Summary
The speaker begins by explaining that, as her childhood ends, a landscape of houses gives way to one of sports fields, factories, and garden plots which sit like men's mistresses awaiting their return. It is here that she first sees the wolf, who is in a clearing reading his own poetry and holding a paperback. His fur is stained with red wine and his eyes, ears, and teeth are huge. He catches sight of the speaker, a childlike sixteen-year-old. Responding to readers who might wonder why she followed the wolf, the speaker says that he seemed to offer a path to a more interesting, complex, experienced adult realm she craved. She followed the wolf into the woods, her clothes shredding on branches, like clues to a murder.
Analysis
It's clear early in this work that the poem is an extended allusion to the fairytale "Little Red Riding Hood," or, as it is called in some versions, "Little Red Cap." By using that familiar tale as a jumping-off point through which to discuss a predatory relationship, Duffy effectively accomplishes several goals. Firstly, she evokes some of the archetypal menace of a fairytale. Any trace of the modern world's mundanity is replaced by a world of dark woods and wolves. After all, many folkloric versions of the "Little Red Cap" tale are full of violence and threat. At the same time, by mentioning a story usually associated with childhood, Duffy emphasizes her speaker's young age and creates an ironic juxtaposition with the poem's gritty content.
As much as the wolf is threatening, Duffy also portrays him as faintly ridiculous. He reads his own poetry to himself, and he is stained with wine, suggesting drunkenness or at least uncleanliness. Yet the speaker goes with him, which she herself acknowledges is a surprising choice. She implicitly attributes the wolf's appeal to two related forces: his masculinity and his adulthood. Both of these states are suggested through references to the wolf's beard, his hairiness, and his size. Even his literary interests, in these contexts, appear intriguing and intelligent. Meanwhile, for the speaker, the wolf promises escape from an alienating and confusing situation.

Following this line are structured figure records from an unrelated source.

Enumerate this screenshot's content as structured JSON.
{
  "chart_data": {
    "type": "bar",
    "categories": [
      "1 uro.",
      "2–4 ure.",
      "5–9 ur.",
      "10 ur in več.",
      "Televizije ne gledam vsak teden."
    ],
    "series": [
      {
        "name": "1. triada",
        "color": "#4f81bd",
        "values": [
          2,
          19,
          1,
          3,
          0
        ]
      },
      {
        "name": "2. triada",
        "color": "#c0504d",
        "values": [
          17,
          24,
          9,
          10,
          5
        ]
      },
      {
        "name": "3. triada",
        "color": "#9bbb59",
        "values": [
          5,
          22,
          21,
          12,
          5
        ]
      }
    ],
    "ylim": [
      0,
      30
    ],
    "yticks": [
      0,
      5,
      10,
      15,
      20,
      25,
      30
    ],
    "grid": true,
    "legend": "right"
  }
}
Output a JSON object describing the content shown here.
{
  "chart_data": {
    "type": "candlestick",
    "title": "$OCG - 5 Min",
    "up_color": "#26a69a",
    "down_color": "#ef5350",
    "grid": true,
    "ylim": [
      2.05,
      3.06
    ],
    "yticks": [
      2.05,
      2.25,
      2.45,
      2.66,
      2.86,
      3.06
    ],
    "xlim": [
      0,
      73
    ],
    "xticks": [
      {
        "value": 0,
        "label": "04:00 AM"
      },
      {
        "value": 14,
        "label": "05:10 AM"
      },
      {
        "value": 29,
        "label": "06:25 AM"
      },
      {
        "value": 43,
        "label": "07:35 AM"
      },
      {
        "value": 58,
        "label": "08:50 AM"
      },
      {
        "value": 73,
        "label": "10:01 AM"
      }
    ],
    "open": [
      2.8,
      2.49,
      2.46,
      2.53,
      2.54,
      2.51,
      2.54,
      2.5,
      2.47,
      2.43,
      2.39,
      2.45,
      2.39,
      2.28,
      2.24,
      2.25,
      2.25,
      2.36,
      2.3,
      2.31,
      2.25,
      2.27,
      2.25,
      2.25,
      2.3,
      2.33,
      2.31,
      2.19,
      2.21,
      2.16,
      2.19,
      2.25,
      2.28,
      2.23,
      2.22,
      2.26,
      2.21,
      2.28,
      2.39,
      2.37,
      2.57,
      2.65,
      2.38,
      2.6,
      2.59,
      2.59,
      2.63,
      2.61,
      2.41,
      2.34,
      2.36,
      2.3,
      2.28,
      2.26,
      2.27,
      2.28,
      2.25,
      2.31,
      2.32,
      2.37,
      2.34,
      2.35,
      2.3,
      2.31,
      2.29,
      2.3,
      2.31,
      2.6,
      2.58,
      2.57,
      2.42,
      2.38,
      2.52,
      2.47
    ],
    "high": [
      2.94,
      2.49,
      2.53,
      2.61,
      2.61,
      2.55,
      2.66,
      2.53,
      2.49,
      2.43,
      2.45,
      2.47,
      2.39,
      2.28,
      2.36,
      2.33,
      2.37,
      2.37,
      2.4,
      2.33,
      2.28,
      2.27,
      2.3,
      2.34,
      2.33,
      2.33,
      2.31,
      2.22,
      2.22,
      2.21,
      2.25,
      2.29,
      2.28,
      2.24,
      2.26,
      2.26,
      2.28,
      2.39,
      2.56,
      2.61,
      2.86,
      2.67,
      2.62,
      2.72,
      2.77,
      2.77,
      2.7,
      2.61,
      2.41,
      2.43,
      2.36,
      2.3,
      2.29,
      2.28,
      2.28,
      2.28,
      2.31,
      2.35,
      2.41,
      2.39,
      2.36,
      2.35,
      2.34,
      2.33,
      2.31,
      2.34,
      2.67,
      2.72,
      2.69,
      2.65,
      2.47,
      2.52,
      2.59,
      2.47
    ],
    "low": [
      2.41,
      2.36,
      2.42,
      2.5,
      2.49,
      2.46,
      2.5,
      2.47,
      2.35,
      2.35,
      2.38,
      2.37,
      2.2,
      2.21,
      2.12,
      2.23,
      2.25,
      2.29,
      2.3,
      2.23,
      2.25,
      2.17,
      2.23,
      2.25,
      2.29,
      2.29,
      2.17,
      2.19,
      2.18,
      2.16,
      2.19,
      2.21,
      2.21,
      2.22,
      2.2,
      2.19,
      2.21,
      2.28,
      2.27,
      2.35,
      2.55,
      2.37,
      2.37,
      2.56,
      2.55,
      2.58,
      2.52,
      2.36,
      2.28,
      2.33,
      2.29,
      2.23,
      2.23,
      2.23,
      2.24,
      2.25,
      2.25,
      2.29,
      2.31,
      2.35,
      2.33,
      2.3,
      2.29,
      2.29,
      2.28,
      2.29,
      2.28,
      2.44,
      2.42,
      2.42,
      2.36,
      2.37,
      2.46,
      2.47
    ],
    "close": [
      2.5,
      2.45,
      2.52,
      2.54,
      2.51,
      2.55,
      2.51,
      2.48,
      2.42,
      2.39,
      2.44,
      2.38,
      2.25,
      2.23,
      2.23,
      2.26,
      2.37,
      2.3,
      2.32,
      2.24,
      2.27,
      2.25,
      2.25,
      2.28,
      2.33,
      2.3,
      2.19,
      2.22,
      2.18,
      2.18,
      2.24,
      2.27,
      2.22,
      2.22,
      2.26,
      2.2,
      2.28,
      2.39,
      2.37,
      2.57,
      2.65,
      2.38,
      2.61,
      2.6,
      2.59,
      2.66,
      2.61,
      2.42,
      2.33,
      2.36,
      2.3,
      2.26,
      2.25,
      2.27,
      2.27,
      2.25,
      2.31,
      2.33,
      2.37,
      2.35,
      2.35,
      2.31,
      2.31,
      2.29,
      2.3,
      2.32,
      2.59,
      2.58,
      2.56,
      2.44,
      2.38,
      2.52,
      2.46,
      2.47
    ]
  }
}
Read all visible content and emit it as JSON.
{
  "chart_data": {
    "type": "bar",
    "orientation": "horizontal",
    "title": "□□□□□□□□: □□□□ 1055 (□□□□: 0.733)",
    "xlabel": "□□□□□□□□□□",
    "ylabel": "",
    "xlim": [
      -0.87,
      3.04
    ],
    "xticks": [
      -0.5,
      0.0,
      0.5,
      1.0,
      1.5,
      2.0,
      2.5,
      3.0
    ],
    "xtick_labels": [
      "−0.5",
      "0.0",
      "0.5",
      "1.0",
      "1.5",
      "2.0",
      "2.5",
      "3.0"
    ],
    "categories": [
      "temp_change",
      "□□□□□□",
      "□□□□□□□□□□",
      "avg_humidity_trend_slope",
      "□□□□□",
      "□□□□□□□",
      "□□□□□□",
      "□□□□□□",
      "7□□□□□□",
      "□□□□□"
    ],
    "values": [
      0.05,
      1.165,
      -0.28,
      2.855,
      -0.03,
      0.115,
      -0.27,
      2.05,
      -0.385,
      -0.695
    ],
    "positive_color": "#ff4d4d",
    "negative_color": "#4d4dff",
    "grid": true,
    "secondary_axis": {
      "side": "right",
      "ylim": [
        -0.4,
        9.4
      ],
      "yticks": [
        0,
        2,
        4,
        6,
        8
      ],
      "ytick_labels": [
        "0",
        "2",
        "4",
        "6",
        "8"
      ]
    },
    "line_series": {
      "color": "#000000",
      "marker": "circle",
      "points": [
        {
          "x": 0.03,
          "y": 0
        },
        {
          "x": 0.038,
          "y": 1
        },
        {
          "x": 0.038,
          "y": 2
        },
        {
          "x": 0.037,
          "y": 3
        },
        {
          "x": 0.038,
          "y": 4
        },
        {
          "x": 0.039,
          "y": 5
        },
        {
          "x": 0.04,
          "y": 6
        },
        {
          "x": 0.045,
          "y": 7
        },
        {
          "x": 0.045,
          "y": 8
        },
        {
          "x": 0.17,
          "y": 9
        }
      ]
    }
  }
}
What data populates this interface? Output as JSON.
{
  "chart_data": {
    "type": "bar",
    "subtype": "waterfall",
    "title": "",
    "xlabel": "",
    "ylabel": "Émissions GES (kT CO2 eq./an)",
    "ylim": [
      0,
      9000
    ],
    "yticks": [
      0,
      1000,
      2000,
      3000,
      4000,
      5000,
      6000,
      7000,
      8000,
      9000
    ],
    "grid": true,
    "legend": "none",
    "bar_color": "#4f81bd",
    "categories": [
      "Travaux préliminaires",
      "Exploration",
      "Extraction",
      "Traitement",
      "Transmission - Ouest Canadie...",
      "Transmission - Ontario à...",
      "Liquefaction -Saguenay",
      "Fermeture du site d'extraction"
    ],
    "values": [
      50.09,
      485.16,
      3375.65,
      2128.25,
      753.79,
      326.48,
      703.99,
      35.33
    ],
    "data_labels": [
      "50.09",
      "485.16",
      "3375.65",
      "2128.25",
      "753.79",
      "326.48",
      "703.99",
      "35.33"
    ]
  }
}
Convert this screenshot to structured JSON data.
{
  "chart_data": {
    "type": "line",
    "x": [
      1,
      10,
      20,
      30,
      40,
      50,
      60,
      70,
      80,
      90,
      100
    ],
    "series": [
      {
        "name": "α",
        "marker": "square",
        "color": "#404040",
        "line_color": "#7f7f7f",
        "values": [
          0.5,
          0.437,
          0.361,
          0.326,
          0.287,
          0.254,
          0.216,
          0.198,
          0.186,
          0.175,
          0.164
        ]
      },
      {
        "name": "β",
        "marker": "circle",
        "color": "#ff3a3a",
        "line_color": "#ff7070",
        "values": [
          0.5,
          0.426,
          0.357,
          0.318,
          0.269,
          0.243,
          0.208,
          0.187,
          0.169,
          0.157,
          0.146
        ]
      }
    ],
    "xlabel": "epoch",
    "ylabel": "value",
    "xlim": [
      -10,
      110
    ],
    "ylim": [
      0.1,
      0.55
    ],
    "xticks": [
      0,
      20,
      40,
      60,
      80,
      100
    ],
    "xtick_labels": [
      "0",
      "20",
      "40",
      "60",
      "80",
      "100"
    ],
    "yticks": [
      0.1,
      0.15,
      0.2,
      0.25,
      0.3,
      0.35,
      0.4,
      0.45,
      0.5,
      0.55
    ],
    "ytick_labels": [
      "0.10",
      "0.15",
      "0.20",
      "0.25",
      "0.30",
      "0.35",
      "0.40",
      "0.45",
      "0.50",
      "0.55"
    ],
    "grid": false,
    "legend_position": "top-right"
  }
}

Duffy's literal scene-setting doubles as a metaphorical description of the speaker's psychological state. Having left childhood, symbolized by the now-disappeared houses, the speaker finds herself in an uninviting industrial landscape. The wolf at the very least offers an escape from the limbo of adolescence. While the landscape of factories is curiously desolate and depopulated, the wolf provides companionship and attention. Moreover, Duffy's comparison of the landscape's buildings to mistresses suggests that the speaker already lives in a world imbued with sexual conflict and gendered power dynamics. In other words, the wolf seems no worse than anything the speaker is already experiencing.
Even while we are led to empathize with rather than judge the speaker's choice, Duffy heavily foreshadows the wolf's dangerousness. She does so partly by drawing on readers' preexisting knowledge of the Little Red Riding Hood tale, as well as by emphasizing the wolf's size and strength compared to the "waif"-like speaker. Figurative language adds to this foreshadowing, most explicitly the mention of "murder clues."